Tony Gardner does amazing movie transformations. He got his start working on Michael Jackson’s “Thriller” video. The first step on my path took more than two hours as he covered me with a medical, flexible silicone to take molds of my face. Weeks later, they returned with more than ten prosthetics. Assembling more than a dozen pieces one step at a time. Assembling new cheeks, ears, using seven different colors to create skin tones and wrinkles. I watched myself slowly vanish and I began to see the outlines of my grandmother in the mirror. I was starting to look like Grandma Sally.

But it didn’t end with the makeup. Boeing had developed something called the “Third Age” suit. It allows you to simulate arthritic pain in your joints. With some 77 million baby boomers turning sixty, Boeing is using the suit to redesign planes for an aging population. Even getting dressed with the suit on wore me out. Suddenly, all of my joints ached. I couldn’t stand up straight. The smallest movements were a struggle. They smeared Vaseline on my glasses to mirror the effects of cataracts, and I went about my day trying to complete simple tasks like crossing the street and shopping for groceries. All of it was hard, hard, hard in the body of an eighty-five-year-old.

I remember looking at myself in the mirror during that segment and thinking, “The tall, confident athlete of my youth is gone.”

In the hospital, it was as if the transplant had done the work of a talented team of movie makeup artists. When I looked in the mirror, I saw a shadow of myself, aged and worn in ways that I didn’t recognize.

Now, when I look back at photos of me in my stark hospital room, I feel so much tenderness for the patient who looks like me, but isn’t the me I’ve known my whole life. I have lived my entire life in motion. Activity and athletics defined who I am, and I always welcome physical challenges. For as long as I can remember I’ve been fascinated with how fast I can run and how far I can throw a ball. I took great pride in earning a college basketball scholarship. I’ve run mini-marathons, taken part in triathlons. On
GMA
you’ve seen me climb into the pace car at the Indy 500. Shoot hoops with Shaquille O’Neal and play golf with Tiger Woods.

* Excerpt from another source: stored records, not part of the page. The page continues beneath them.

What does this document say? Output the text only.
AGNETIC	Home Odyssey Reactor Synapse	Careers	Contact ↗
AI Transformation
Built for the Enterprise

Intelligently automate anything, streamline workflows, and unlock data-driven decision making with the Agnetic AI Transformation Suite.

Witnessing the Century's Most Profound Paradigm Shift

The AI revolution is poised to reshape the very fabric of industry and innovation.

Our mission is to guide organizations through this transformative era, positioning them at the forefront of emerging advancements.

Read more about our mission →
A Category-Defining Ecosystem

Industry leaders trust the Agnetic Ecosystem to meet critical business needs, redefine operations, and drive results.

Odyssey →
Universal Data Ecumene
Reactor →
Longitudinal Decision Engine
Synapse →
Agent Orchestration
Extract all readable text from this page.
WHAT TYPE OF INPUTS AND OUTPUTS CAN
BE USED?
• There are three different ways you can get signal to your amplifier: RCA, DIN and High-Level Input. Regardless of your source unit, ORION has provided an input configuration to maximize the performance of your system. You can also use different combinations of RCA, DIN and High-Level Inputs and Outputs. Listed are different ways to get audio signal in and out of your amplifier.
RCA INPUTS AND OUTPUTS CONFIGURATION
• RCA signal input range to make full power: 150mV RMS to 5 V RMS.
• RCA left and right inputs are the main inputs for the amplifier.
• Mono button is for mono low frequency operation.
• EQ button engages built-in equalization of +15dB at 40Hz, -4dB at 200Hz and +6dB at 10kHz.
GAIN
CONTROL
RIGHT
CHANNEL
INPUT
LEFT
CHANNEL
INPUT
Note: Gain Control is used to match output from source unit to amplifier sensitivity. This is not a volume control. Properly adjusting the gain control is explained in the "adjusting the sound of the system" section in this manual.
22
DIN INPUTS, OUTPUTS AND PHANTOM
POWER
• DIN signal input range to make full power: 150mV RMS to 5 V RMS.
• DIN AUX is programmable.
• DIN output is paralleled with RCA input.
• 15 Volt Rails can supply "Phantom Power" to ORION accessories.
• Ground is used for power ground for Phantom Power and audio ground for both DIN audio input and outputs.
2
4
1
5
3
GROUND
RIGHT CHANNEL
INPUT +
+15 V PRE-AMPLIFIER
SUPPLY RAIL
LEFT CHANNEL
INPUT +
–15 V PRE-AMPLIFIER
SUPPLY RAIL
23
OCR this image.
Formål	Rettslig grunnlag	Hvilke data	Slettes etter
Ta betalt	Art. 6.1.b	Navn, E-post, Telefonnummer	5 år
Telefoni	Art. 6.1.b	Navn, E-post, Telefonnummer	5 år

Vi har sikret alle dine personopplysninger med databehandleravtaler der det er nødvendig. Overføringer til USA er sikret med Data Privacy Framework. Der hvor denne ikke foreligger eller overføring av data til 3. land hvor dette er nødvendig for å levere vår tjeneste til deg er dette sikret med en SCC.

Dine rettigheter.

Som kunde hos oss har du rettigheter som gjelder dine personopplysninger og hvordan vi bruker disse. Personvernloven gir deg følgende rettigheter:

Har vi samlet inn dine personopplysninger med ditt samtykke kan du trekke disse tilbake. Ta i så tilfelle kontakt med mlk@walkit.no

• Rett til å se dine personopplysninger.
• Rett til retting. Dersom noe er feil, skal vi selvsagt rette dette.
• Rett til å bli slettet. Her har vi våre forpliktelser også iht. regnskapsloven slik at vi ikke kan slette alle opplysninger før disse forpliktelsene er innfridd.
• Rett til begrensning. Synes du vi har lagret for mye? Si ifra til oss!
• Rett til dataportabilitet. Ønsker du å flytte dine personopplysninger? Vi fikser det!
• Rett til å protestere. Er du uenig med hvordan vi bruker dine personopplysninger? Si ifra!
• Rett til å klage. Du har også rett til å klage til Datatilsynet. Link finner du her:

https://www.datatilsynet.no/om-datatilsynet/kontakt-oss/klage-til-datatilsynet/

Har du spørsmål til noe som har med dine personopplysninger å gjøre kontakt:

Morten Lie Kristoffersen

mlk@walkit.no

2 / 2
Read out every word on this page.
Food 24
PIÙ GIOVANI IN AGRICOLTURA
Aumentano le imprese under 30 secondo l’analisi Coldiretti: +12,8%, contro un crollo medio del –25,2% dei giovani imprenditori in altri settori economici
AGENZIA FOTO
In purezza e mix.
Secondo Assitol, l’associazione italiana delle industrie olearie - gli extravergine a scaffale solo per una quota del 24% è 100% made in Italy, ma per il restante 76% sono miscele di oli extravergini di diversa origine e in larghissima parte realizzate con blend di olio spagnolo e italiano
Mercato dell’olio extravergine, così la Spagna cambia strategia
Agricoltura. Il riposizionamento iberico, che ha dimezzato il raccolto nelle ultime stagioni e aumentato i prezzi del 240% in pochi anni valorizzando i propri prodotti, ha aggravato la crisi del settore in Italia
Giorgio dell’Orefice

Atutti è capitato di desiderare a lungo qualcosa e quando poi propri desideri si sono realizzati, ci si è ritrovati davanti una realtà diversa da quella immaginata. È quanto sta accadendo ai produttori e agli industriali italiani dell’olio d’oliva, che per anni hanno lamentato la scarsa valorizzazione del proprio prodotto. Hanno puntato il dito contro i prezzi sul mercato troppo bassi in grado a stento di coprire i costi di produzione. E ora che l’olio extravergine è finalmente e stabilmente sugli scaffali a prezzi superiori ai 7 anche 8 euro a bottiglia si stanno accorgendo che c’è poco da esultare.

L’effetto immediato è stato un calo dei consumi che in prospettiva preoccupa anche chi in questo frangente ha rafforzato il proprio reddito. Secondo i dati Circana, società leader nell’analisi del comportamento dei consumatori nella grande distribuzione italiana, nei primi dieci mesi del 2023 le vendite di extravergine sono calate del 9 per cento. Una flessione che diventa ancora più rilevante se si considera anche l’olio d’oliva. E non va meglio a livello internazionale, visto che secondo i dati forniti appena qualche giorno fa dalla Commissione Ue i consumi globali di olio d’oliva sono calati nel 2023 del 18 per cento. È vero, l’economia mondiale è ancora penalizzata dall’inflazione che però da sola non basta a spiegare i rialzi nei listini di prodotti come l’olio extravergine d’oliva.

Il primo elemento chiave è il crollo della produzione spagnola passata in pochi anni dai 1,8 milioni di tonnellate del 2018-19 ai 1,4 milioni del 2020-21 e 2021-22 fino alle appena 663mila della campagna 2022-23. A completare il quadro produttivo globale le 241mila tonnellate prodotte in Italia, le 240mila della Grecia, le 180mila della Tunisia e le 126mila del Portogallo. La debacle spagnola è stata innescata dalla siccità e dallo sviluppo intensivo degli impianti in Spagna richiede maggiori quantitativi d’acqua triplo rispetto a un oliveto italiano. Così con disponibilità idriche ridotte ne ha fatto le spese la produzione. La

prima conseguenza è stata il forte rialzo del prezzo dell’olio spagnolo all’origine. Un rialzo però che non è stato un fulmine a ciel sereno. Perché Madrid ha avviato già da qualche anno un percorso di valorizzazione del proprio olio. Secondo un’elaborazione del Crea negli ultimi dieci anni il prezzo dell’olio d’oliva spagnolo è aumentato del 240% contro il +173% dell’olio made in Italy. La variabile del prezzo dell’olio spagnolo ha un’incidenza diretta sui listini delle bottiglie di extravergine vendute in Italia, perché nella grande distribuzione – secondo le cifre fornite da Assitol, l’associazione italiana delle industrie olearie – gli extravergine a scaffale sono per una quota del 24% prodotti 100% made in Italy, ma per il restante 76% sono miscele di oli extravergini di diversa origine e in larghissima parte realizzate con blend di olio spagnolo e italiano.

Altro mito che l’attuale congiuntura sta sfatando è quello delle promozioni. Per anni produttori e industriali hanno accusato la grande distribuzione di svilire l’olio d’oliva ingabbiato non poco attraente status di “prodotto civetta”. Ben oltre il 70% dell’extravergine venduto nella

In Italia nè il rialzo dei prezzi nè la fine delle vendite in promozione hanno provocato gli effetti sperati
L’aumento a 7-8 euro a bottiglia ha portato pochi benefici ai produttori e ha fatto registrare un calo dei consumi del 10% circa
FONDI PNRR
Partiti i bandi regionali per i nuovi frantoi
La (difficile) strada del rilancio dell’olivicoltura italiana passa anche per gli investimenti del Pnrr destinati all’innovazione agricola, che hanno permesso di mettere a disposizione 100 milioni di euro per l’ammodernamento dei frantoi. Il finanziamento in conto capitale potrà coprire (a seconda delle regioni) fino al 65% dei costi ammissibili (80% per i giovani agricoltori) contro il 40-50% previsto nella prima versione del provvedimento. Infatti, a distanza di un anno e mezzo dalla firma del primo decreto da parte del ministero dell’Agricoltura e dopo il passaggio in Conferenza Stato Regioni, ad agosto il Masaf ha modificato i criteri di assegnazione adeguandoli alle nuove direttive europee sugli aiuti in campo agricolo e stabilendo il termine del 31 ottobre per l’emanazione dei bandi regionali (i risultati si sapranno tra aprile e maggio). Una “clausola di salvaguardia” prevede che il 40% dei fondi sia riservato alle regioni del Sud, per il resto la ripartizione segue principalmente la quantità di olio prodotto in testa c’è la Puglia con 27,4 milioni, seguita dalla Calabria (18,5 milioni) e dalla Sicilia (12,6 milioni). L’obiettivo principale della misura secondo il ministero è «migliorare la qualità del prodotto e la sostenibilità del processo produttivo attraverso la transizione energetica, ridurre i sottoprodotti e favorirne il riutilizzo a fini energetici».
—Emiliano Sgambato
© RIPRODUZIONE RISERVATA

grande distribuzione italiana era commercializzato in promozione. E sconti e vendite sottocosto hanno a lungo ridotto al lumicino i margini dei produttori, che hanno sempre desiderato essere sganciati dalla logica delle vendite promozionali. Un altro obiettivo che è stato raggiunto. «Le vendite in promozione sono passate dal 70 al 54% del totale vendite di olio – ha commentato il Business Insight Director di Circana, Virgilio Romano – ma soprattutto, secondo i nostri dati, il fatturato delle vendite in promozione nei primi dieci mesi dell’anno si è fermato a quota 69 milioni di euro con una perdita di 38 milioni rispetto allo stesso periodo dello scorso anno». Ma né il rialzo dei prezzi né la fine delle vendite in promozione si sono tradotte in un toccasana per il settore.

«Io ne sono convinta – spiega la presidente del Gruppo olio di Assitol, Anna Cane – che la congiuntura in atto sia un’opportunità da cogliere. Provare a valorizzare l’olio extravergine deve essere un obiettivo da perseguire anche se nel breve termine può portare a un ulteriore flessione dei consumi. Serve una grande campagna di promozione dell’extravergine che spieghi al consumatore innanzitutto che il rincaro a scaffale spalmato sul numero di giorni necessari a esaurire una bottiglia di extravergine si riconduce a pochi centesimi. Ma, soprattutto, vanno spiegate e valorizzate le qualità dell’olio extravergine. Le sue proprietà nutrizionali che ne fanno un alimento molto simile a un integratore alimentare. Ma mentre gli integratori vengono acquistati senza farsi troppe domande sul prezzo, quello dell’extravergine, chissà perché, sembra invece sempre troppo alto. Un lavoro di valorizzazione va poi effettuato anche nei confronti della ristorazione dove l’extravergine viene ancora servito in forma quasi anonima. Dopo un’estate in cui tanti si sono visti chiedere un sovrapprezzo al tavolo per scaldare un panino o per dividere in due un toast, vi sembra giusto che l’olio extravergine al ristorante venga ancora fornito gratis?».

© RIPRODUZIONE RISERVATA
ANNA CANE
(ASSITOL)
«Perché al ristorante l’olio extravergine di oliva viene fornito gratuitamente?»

I had the same feeling each morning on the transplant ward as I had when I had done the segment on aging: Had I lost the most vital, recognizable part of myself? Was the tall, confident athlete of my youth gone? Just disappeared? As I ticked off each day in the hospital room, closed my nose to the smell of lipids and struggled to remember the names and faces of the physicians, therapists and nurses who came to care for me, I prayed that this altered state was just a temporary resting place: a necessary corridor on my way to a cure.